Il ministro Salvini in lotta col politico Matteo. Per sfuggire al patto tra Berlusconi e Meloni

di Carlo Tecce

Il ministro Matteo Salvini è seriamente intenzionato a stanare il suo principale avversario, un tipo frenetico, a volte superficiale, spesso istintivo: il politico Matteo Salvini. Non vi fate scoraggiare. Non passate avanti. Non date per scontata la resa. Può capitare una ricaduta. Una buca che faccia vacillare il ministro e lo renda di nuovo goffo, a tratti antipatico, un porto chiuso. Però i deputati e i senatori leghisti ne apprezzano l’impegno, la dedizione, il sacrificio a rivedere sé stesso. Essere Salvini è complicato, essere un altro Salvini lo è ancora di più. Varie fonti di partito concordano: «Se non fa mattate, in questa fase la sua carriera si allunga. Altrimenti…». Già: altrimenti, è finita.

Se è in gioco la sopravvivenza, allora subentra lo spirito di sopravvivenza. Le campagne elettorali in piazza o in tv gli sono congeniali, lì sbraita, arringa, addita. In Friuli Venezia Giulia, accanto al governatore Massimiliano Fedriga, era a suo agio nonostante la febbre. Questa attitudine, nel giro di un anno e mezzo, l’ha portato a procreare, poi a sostenere, infine a distruggere il governo di Mario Draghi, suscitando una severa reazione degli elettori alle urne. Elettori che, nel perpetuo confronto con Giorgia Meloni, hanno saputo riconoscere chi stava sinceramente all’opposizione e chi stava all’opposizione seduto (sdraiato) in maggioranza.

La prima accortezza, a rileggere l’ultimo semestre, è stata la scelta del ministero. Non il ritorno all’Interno per bloccare sbarchi di migranti che non si possono bloccare, insistere su un tema che non nutre più il consenso e che gli ha lasciato conseguenze giudiziarie (e comunque quel territorio lo presidia con Matteo Piantedosi), ma al ministero delle Infrastrutture e dei Trasporti per mostrare agli elettori qualcosa di concreto. Che è capace di fare. Siccome l’esorbitanza è un suo difetto di fabbrica, spesso esagera. E il Ponte sullo Stretto e la cabina di regia per le Olimpiadi e il codice degli appalti e le automobili a combustione e il commissario alla siccità.

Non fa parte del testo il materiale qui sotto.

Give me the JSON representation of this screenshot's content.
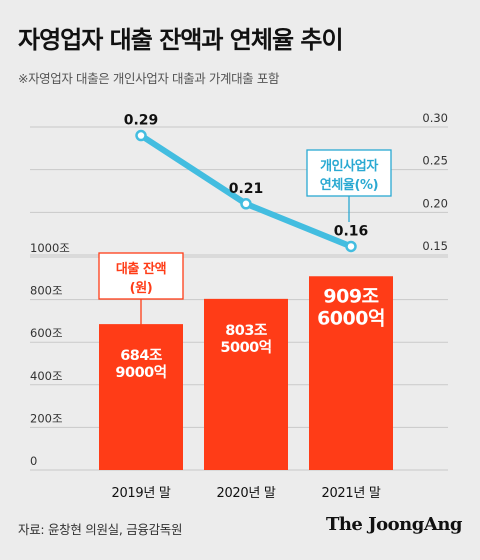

L’ingresso al ministero dei Trasporti, che fra i ministeri è il più sfuggente e forse il più impenetrabile, ha garantito a Salvini una protezione istituzionale anche attraverso il capo di gabinetto Alfredo Storto e il capo del legislativo Elena Griglio. Consulenti a dir poco pittoreschi come Antonio Capuano, di questi tempi, non hanno più facile accesso a Salvini. E il merito va condiviso fra la sua parte pubblica, cioè la citata protezione istituzionale, e parimenti la sua parte privata, cioè la fidanzata Francesca Verdini.